The results, presented on Tuesday by the owner of Vauxhall, Jeep, Peugeot and more, were blamed on tariff uncertainty, foreign exchange headwinds and a decline in light commercial vehicle sales in Europe (in part due to the closure of its Luton van plant).
The £2bn loss came in contrast to the first half of 2024, when the firm posted profits of £4.85bn. The firm posted a net revenuw of €74.3bn (£64.3bn), a 13% year-on-year drop.
This was led by drops in North America and Europe – its two largest markets – where shipments dropped by 191,000 (to 647,000) and 98,000 (to 1.4 million) respectively. Stellantis blamed this on the fall in the number of vehicles exported to the US due to tariffs and a slower than expected take-up of new B-segment vehicles in Europe.
Stellantis said the results could have been worse, but they were offset by significant growth in South America. In the region, the company recorded a 77,000-unit rise in shipments (to 471,000) and €402m (£348m) in post-tax revenue. Growth was driven primarily in Argentina by the Fiat Strada, Fastback and Argo.
Apart from Maserati, Stellantis doesn’t break down its results by manufacturer. The Italian sports car brand recorded a 2300-car drop in deliveries to 4200.
In addition, Stellantis expects harder months to come due to the lingering impact of the US tariffs. Although agreements are being made between US president Donald Trump and key markets such as the UK and the Europe Union, the company estimates that €1.2bn (£1bn) in losses will be incurred across the rest of 2025.
Antonio Filosa, who took over as CEO in June following the departure of Carlos Tavares late last year, said 2025 is “turning out to be a tough year”.

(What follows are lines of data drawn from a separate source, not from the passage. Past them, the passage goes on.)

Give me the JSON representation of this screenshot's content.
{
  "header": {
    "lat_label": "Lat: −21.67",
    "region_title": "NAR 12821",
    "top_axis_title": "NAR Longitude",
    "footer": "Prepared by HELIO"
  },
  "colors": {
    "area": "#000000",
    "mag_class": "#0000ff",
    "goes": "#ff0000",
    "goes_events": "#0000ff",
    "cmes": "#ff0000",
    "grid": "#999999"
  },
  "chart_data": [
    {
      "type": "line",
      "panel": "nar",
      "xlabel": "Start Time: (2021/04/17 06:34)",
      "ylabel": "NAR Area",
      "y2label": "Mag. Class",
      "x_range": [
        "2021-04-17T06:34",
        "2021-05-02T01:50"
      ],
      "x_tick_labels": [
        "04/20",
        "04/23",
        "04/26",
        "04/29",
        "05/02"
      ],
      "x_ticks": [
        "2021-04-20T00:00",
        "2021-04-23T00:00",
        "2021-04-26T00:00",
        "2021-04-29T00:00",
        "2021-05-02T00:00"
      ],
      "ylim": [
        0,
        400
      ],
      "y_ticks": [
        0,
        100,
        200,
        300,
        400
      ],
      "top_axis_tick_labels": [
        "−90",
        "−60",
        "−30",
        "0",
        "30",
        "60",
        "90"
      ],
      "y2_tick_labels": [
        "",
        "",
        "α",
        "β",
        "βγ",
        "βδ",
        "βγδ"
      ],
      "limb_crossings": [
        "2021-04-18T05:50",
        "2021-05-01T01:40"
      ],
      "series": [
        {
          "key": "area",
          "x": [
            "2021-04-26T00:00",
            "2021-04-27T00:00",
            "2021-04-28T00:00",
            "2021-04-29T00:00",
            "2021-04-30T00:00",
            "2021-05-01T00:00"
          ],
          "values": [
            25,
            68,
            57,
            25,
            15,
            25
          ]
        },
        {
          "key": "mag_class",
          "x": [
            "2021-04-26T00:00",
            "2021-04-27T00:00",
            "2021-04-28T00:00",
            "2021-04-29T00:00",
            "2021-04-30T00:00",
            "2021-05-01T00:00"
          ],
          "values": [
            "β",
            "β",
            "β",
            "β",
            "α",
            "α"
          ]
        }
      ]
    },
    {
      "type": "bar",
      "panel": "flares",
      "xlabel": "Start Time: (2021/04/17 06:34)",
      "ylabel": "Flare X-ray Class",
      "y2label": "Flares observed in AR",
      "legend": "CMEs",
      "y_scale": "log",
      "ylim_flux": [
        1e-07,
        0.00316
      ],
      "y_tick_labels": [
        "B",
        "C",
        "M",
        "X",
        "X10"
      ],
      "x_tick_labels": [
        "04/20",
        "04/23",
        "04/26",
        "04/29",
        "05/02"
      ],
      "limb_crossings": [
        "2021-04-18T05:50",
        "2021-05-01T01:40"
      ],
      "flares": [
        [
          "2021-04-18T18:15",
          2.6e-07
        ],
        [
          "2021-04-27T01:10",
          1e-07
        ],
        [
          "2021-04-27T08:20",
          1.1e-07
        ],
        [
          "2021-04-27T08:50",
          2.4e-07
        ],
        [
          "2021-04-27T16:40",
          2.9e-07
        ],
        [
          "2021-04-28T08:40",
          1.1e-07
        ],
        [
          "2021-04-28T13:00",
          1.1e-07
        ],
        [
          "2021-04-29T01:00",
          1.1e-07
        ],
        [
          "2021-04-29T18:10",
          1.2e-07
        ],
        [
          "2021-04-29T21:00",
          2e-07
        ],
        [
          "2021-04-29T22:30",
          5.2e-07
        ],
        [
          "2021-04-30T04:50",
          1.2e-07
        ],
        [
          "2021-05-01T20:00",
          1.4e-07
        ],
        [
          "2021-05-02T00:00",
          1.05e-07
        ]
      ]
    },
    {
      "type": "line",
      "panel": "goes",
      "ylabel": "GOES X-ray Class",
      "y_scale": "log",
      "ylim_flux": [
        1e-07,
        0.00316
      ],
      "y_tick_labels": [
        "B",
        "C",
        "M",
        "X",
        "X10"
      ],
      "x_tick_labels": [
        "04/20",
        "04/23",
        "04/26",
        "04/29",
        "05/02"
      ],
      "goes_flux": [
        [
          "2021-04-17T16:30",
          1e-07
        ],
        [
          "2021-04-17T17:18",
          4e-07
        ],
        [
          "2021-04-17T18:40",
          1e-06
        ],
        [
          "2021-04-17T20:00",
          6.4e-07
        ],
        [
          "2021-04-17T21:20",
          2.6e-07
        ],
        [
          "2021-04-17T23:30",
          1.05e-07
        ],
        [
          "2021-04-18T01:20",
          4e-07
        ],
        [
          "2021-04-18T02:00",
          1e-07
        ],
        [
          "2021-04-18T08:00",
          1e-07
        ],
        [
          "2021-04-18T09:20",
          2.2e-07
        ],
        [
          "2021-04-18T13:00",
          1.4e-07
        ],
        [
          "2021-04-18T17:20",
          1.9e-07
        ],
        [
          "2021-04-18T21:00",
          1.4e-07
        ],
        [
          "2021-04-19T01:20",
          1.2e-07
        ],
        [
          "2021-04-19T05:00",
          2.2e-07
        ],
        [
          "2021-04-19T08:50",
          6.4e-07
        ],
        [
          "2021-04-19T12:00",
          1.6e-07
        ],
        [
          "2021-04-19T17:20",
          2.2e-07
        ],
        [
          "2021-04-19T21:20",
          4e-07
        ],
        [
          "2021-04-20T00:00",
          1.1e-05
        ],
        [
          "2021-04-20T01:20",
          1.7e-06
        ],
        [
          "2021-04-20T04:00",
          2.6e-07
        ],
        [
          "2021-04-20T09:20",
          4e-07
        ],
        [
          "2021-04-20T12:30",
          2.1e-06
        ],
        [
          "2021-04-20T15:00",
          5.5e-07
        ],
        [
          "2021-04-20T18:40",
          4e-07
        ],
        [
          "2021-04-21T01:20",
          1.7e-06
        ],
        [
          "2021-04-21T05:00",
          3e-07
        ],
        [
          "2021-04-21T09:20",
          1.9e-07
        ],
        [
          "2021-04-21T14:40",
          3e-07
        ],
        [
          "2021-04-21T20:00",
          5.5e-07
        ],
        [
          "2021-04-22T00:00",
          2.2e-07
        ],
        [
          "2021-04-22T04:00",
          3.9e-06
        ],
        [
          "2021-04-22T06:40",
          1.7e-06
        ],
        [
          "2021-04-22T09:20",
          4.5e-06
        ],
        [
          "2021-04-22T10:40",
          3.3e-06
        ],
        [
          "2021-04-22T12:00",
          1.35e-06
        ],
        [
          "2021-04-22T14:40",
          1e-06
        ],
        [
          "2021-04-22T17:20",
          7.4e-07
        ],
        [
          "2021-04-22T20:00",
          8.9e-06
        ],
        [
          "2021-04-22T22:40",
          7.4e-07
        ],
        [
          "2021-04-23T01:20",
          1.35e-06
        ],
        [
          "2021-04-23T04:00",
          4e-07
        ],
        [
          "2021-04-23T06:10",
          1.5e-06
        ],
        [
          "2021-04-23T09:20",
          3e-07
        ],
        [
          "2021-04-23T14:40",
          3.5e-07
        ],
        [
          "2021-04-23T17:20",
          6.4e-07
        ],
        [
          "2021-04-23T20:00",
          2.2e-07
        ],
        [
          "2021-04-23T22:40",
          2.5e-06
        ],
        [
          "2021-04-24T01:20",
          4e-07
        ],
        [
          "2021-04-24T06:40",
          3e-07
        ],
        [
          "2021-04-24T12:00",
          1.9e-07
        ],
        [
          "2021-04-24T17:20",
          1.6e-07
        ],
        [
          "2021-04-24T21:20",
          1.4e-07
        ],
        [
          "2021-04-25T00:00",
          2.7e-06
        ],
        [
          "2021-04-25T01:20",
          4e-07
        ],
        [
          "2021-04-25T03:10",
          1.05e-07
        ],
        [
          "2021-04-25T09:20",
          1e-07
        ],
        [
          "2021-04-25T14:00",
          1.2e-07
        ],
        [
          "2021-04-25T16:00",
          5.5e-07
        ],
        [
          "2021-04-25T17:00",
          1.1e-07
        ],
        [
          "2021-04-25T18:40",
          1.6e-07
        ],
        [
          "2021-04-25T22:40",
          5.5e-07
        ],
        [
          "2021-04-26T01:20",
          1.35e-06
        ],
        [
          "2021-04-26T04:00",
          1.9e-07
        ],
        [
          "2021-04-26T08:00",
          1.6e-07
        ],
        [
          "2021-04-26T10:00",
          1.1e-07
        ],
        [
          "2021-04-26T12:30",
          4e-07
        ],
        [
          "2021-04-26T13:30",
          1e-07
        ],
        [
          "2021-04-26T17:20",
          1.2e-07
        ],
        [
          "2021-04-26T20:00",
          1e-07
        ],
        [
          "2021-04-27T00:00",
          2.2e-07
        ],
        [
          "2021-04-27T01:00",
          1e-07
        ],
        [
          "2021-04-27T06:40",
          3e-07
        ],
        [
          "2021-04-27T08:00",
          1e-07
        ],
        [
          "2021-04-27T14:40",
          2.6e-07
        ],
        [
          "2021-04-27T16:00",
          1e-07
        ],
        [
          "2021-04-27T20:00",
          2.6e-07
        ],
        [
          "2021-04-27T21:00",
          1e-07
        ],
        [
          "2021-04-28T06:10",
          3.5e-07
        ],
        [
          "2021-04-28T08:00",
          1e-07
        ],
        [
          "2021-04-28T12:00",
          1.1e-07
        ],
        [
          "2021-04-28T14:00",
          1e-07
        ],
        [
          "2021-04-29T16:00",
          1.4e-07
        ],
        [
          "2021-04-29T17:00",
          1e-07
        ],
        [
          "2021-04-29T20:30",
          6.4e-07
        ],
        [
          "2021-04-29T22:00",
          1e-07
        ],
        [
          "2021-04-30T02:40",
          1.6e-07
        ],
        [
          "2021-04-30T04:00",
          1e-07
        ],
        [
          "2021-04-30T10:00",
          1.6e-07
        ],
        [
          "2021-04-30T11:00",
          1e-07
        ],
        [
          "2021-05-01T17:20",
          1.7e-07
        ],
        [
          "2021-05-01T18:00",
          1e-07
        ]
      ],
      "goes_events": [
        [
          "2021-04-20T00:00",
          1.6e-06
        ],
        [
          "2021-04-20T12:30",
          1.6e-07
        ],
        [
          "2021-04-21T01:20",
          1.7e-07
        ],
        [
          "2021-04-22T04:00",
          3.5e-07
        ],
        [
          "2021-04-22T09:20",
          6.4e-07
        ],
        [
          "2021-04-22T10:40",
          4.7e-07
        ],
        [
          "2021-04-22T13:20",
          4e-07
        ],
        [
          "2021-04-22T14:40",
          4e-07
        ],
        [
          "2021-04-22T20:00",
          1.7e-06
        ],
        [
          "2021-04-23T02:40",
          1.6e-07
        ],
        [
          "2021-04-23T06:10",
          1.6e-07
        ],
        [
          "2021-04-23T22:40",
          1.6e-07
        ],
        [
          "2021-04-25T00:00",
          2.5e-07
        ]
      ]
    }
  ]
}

He vowed that the firm's new leadership team will take “the tough decisions needed” to re-establish profit and “significantly improved results” although the nature and outcome of any such decision were not disclosed.
He added: “My first weeks as CEO have reconfirmed my strong conviction that we will fix what’s wrong in Stellantis by capitalising on everything that’s right in Stellantis – starting from the strength, energy and ideas of our people, combined with the great new products we are now bringing to market.”